There were only about three blogs I saw on this on all of ActiveRain since this was signed into law on the 9
th of this month. The headline catch is that mortgage insurance premiums will be tax deductible in 2007, but wait, there's quite a catch.
Firstly, the full deduction is only available to those who make $100,000 or less. Also, and this disqualifies so many in that category, it doesn't help if the taxpayer doesn't itemize and instead takes the standard deduction. The article I read on it quotes an economist (yes, they even do this simple folk practical kind of math sometimes) as determining that this requires a loan of at least $130,000 (to have enough interest expense to make itemizing more valuable than taking the standard deduction) and also that this then makes this really only available to people that make between $50,000 and $100,000 (implied but not stated in this last bit is that anyone making less than $50,000 can't qualify for or afford a mortgage over $130,000). At least nobody can say that this administration isn't doing anything for the "average Joe", since that's clearly who benefits most from this legislation.
The mortgage insurance industry supposedly thinks this will save American homeowners $91 million next year. Based on the framework of my last paragraph, I highly doubt it. That said, for someone who fits within that framework, there is not only a benefit, but a very important consideration for how to finance a home, whether a new home a refinancing: it may be more cost effective now to do a 90% LTV loan than an 80/10 structure that avoids the mortgage insurance by keeping the first mortgage under 80% (the threshold at which mortgage insurance becomes required by the lenders). For those who have clients putting very little down (5%, 10%, 15%) this is something to make sure they explore, before their mortgage guy just puts them into a less tax efficient 80/10 or similar structure. Of course, if you are a mortgage broker, this is a good thing to present to your clients to look smart and save them money, and maybe even save yourself some hassle by just doing one loan instead of two.

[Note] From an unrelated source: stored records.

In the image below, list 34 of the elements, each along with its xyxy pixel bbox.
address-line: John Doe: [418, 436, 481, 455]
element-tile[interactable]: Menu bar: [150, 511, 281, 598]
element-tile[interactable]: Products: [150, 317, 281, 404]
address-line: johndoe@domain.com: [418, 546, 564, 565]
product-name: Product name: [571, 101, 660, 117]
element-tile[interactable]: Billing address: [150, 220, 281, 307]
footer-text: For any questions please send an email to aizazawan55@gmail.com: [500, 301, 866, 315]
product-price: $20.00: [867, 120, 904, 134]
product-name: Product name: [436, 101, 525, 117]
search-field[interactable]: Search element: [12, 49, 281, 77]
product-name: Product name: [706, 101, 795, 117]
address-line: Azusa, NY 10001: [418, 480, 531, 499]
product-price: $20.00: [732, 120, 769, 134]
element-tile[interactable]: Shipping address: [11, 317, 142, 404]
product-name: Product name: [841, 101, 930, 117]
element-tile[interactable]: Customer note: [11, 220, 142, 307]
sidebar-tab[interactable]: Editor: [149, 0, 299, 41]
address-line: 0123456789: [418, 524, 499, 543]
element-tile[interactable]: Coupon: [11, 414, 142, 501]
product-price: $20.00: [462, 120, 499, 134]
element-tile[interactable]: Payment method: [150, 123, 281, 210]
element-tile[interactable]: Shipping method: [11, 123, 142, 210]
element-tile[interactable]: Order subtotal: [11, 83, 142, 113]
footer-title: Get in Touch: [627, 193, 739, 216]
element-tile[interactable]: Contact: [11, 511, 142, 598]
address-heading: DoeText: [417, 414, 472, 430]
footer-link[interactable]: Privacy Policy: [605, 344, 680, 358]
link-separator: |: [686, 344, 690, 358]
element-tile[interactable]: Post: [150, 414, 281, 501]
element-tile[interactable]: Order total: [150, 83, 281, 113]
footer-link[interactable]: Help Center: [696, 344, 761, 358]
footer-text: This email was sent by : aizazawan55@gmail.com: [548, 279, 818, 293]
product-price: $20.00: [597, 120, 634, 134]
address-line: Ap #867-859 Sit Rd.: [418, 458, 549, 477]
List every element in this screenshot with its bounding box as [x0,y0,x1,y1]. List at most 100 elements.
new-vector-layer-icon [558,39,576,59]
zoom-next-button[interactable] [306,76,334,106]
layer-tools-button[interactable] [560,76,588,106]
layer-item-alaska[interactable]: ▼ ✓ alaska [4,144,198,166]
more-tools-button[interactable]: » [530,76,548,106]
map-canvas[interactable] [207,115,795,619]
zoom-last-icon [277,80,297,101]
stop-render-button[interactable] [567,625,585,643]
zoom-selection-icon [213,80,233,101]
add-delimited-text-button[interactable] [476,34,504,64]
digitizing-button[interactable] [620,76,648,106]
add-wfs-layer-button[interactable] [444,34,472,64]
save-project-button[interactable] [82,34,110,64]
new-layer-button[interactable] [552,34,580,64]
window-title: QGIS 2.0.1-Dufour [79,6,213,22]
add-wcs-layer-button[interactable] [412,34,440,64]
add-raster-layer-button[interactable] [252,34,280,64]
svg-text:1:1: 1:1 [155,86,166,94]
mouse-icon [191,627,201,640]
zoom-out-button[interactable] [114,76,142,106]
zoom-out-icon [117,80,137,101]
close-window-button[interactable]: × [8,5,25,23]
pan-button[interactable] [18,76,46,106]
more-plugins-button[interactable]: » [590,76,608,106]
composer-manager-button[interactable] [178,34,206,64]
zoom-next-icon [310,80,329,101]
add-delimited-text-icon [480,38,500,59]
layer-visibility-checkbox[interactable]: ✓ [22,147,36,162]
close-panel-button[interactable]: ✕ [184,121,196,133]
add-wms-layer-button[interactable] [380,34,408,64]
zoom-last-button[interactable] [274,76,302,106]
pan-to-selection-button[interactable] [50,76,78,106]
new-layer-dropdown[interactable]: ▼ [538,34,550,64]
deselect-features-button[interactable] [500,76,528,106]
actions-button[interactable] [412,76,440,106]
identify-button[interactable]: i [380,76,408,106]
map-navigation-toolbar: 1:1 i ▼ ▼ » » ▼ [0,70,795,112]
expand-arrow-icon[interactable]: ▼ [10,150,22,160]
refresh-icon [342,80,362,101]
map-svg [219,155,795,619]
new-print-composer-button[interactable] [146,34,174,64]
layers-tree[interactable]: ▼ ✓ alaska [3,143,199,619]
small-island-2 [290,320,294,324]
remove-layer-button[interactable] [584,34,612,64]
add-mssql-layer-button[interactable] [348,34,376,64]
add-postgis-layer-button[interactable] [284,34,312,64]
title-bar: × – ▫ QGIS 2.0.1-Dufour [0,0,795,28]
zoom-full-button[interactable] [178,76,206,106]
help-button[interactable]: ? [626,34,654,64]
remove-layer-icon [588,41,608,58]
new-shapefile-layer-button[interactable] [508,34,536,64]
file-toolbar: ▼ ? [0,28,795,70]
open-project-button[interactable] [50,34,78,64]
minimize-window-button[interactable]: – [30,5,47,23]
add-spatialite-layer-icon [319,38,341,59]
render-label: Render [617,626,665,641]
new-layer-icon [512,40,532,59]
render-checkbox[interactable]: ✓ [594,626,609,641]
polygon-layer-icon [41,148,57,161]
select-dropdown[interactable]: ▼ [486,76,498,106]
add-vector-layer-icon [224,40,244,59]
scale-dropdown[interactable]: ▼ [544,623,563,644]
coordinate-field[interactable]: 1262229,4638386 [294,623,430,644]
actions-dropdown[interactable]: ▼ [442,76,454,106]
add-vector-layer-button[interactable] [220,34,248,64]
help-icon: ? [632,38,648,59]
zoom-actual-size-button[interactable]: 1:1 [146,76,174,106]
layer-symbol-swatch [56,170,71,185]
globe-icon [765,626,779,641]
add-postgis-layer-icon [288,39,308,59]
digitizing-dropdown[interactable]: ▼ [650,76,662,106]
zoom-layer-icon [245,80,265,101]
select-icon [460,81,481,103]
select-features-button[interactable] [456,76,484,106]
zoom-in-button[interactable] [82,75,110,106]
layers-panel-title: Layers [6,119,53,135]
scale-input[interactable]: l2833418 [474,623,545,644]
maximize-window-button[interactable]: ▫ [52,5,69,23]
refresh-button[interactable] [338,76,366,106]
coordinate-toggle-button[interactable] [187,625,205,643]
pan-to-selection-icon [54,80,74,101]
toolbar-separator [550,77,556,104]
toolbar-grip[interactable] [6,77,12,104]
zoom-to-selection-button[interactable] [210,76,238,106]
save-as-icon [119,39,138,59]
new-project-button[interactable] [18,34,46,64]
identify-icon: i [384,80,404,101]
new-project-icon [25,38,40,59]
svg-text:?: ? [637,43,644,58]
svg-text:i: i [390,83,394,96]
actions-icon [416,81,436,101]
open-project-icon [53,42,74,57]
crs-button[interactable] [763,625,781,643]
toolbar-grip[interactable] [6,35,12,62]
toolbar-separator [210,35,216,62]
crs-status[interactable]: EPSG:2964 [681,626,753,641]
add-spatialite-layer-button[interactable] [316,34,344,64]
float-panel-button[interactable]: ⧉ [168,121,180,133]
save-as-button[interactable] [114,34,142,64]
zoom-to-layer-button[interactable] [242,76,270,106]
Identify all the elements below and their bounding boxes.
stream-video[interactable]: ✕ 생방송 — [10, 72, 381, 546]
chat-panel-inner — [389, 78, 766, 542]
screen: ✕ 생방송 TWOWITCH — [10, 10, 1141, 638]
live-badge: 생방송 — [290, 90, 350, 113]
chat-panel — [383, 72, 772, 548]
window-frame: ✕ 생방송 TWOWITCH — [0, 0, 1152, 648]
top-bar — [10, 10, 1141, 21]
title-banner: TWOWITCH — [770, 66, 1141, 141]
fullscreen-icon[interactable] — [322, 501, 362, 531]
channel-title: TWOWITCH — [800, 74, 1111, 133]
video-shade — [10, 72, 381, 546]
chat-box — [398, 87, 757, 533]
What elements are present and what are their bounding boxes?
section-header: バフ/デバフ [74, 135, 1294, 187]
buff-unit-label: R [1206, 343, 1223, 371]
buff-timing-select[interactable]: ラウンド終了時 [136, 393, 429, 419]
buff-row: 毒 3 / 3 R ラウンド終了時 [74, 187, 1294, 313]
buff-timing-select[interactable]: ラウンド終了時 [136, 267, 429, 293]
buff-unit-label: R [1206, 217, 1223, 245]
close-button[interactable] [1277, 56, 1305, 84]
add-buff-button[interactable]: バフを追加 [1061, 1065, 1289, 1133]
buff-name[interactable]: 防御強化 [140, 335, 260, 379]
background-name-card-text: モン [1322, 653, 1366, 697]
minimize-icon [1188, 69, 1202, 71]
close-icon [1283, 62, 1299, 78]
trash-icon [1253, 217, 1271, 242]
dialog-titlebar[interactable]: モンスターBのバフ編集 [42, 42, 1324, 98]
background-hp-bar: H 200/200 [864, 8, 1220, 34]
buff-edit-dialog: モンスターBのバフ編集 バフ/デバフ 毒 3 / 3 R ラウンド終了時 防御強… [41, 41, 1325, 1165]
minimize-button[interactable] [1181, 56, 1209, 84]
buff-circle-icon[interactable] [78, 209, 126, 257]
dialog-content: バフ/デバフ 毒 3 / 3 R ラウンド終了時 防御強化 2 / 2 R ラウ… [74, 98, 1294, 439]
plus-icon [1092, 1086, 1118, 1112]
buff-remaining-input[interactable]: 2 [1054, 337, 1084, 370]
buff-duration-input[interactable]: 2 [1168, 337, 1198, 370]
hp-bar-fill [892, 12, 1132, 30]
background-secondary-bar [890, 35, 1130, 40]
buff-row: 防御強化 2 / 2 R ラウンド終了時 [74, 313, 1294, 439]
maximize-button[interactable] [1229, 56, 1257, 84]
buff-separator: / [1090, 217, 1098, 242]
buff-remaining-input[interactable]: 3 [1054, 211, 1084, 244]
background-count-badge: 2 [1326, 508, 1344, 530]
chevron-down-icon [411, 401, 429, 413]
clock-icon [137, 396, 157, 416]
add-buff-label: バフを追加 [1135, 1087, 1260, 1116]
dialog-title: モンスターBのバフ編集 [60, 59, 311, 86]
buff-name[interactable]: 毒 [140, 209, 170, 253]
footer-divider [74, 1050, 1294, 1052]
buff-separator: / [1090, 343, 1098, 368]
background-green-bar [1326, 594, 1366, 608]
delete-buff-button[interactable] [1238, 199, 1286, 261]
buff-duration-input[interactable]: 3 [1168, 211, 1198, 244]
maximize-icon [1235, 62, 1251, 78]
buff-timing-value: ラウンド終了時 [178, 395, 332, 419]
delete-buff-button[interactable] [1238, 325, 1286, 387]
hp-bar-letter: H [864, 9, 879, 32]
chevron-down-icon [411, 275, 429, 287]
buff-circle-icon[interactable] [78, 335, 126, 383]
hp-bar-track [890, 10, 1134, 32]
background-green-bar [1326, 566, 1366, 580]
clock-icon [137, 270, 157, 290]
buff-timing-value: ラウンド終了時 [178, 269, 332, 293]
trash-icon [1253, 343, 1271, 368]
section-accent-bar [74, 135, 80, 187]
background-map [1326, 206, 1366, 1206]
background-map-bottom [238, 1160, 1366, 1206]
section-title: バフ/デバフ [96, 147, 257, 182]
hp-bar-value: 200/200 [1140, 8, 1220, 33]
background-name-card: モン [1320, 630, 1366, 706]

By the way, the law has to be renewed next year to be in effect for 2008, so there is a risk, even for those that do qualify, that if the law isn't renewed for some reason and they are a year from now in a loan with mortgage insurance based on this calculation, that they are stuck (interest rates are likely going to be higher) with no more deduction and a loan they would have done differently. I think it seems likely to be renewed, but I don't know if I would feel as good about it if I was in the category of those that make a decision based on getting this deduction.